85歳になるお父さまが、これからしばらくの間80歳を過ぎたお母さまの介護をなさっていくそうです。
「いままで苦労かけたからな~。おれがばあさんをみてやるんだ!!」とおっしゃっておりました。

そんなお父さまにお茶を入れて頂きました。
カウンター越しに見えるお父さまは、まるで喫茶店のマスターって感じ!!

「これから出かけることも少なくなり家に居る事の方が多くなる。みんなお茶でも飲みにばあさんに会いに来てくれるとばあさんも喜ぶな~。」
っておっしゃってました。

家に守られている安心感の中で生活できる幸せって最高ですね(^-^)
喜んでいただけて良かったです!!
(第2期工事としてやっぱり古い方壊して建てなおすことになりました。続編決定!!)

完成まで 1

車椅子でも生活でき介護もしやすいような生活空間を依頼されました。
80歳を過ぎた母親を、連合いの85歳のご主人と一緒に住んでいる娘さん家族で介護しながら生活します。

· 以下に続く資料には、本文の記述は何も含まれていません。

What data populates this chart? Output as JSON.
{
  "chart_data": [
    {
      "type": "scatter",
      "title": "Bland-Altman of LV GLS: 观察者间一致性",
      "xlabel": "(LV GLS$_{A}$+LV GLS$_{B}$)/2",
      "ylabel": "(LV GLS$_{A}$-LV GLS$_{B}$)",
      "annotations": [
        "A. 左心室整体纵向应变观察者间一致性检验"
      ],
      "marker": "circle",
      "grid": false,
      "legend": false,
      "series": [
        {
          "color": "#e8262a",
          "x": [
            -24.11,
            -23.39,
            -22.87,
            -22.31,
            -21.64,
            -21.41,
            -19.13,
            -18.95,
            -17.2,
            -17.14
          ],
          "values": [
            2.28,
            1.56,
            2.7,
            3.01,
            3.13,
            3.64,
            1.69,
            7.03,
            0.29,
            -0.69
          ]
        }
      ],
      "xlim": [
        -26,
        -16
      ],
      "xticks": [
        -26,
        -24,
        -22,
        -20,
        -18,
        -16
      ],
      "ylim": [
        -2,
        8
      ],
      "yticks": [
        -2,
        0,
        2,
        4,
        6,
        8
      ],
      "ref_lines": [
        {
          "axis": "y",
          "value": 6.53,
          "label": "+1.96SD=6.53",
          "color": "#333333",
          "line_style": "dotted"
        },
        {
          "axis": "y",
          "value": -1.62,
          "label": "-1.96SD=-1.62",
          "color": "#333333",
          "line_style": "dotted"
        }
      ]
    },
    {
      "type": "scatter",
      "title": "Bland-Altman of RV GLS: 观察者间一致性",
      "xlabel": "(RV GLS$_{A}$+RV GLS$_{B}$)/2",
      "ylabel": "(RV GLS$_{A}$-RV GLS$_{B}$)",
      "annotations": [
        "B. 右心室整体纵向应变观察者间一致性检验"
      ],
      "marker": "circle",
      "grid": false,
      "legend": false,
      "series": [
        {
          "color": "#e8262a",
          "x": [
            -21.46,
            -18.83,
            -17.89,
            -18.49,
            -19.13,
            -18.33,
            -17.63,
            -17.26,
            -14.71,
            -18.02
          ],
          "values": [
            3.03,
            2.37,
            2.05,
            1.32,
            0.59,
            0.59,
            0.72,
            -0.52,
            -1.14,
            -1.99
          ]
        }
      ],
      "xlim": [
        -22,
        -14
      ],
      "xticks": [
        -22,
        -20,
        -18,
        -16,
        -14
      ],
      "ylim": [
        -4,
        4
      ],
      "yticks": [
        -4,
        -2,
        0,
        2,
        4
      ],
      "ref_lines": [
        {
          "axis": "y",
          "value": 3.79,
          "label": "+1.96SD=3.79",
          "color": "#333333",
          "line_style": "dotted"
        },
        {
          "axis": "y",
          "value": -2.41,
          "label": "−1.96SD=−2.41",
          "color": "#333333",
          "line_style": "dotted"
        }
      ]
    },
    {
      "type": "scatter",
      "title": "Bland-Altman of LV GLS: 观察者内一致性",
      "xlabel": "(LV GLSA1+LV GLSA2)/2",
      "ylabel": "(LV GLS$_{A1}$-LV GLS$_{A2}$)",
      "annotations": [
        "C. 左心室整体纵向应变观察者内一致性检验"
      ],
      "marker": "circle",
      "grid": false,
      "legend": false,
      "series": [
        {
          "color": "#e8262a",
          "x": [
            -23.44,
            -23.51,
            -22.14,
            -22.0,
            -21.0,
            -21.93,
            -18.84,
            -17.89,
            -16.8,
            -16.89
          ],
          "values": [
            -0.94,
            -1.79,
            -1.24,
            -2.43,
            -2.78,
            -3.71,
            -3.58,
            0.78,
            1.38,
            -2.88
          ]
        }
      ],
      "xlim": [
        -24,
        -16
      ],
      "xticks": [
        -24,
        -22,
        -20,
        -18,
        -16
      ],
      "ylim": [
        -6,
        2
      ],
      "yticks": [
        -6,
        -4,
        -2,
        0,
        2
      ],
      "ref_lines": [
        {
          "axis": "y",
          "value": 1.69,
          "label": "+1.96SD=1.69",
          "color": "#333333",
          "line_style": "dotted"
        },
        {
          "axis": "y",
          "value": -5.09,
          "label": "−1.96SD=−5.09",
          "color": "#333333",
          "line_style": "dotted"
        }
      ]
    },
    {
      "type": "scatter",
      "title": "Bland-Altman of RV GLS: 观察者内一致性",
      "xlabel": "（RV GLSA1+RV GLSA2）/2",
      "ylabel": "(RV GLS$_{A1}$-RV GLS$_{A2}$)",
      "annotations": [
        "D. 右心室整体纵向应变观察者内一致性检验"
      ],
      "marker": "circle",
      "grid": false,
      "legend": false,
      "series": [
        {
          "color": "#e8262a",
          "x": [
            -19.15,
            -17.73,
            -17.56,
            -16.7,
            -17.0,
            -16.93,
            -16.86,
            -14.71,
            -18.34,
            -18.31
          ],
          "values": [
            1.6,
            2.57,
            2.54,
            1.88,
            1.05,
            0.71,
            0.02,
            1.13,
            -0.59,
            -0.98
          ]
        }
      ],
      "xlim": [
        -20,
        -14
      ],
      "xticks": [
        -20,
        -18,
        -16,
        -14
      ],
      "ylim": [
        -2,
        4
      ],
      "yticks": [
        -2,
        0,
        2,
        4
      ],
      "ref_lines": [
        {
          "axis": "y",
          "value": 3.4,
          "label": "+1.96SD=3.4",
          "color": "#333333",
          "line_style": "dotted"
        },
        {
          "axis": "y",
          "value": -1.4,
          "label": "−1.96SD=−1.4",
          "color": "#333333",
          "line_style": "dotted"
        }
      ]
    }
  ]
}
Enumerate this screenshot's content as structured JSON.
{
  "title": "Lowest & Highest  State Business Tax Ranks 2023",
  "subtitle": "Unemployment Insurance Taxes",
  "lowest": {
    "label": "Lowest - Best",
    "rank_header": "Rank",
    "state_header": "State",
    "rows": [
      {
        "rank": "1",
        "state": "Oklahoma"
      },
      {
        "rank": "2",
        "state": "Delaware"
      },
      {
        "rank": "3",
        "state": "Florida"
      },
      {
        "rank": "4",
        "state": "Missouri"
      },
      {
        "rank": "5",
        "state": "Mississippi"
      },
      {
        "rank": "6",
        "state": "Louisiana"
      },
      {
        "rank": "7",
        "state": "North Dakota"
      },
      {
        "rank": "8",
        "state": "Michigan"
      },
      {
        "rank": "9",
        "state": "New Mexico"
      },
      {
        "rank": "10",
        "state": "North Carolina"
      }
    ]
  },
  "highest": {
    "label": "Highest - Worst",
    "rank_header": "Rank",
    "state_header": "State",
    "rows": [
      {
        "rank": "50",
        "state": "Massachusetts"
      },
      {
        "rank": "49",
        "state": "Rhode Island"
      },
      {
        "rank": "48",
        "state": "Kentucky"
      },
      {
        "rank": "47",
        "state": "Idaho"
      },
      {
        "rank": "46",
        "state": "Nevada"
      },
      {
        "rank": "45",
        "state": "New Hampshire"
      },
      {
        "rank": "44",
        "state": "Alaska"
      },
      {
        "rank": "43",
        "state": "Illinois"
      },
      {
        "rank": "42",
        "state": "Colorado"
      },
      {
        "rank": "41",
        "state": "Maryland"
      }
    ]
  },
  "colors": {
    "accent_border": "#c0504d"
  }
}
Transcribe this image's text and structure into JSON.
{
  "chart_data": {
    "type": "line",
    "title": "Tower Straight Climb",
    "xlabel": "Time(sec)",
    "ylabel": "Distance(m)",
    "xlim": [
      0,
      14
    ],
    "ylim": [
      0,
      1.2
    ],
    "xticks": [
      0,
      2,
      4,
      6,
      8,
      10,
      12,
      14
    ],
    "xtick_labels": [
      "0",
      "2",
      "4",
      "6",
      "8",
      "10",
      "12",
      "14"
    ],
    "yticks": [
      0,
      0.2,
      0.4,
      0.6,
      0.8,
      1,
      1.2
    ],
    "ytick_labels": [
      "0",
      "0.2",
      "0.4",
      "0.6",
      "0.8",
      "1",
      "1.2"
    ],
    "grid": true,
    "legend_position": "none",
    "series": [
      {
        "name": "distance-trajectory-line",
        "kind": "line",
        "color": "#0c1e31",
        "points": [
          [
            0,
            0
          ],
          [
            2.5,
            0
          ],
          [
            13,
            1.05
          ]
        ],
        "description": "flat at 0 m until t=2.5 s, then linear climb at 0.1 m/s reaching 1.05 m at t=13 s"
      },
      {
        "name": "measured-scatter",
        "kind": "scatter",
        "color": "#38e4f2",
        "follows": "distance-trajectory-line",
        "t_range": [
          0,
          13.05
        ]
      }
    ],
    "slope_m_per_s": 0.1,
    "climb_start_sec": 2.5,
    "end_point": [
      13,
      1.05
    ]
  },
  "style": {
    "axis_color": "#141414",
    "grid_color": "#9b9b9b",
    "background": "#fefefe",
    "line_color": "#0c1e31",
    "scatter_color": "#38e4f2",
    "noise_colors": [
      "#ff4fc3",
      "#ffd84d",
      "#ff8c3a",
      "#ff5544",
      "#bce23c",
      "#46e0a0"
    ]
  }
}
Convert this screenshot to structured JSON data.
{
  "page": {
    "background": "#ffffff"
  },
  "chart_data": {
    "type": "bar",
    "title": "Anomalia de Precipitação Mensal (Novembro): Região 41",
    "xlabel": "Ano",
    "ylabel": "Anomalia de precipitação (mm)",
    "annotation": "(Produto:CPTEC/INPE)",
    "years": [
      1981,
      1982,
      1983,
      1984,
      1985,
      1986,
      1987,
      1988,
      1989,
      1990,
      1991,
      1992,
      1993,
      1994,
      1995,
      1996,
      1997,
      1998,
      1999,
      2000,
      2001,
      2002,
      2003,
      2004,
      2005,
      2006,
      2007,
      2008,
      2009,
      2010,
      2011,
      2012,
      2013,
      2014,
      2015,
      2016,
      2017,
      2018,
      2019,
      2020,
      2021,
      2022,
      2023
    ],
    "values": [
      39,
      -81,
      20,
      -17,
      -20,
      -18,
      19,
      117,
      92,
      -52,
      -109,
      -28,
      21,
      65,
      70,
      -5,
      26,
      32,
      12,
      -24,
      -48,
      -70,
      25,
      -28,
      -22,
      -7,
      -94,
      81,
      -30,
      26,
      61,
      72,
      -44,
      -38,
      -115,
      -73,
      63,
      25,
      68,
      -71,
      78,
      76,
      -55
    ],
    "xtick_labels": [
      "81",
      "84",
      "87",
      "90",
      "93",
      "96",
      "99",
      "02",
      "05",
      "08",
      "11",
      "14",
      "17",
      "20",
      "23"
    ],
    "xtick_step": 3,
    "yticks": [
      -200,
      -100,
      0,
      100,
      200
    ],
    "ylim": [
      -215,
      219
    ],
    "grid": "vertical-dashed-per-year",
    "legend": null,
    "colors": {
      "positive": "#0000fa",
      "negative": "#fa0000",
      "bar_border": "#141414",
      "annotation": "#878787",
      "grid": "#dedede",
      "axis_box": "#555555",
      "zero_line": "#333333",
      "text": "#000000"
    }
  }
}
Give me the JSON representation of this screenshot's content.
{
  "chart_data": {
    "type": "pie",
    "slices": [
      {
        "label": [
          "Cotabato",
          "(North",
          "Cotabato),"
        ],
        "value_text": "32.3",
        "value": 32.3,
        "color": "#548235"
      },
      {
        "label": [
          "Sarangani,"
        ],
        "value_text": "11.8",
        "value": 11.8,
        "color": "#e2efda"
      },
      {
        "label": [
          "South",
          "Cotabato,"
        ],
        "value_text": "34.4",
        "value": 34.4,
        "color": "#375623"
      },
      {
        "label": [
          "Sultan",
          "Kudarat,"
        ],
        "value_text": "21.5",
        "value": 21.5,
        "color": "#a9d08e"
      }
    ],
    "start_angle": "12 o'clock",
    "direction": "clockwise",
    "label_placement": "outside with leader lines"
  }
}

お母さんは病気の進行もあり、もう温泉旅行にもいけないであろう…

そんなお母さんに、毎日を高原ホテルで過ごしているようなイメージを持ちながら計画をすすめました。
病室や離れの隠居に居るようではなく、家族の一員として同じ空気の中で過ごす事が一番の嬉しさではないかな?なんて思います。
そして、一緒に暮らす家族には、介護もしやすく楽しく過ごせる空間を提供したいと。

もともとの家のキッチン部分と8畳の床の間、広縁、4畳の収納を含め約18坪の部分を取り壊し、その部分にキッチン、ダイニングリビング、お母さんの部屋、お母さんのトイレを造ります。
改築後の大きさは約17坪でした。

改築ですが、お客様のご要望でこじんまりとした上棟式をやりました。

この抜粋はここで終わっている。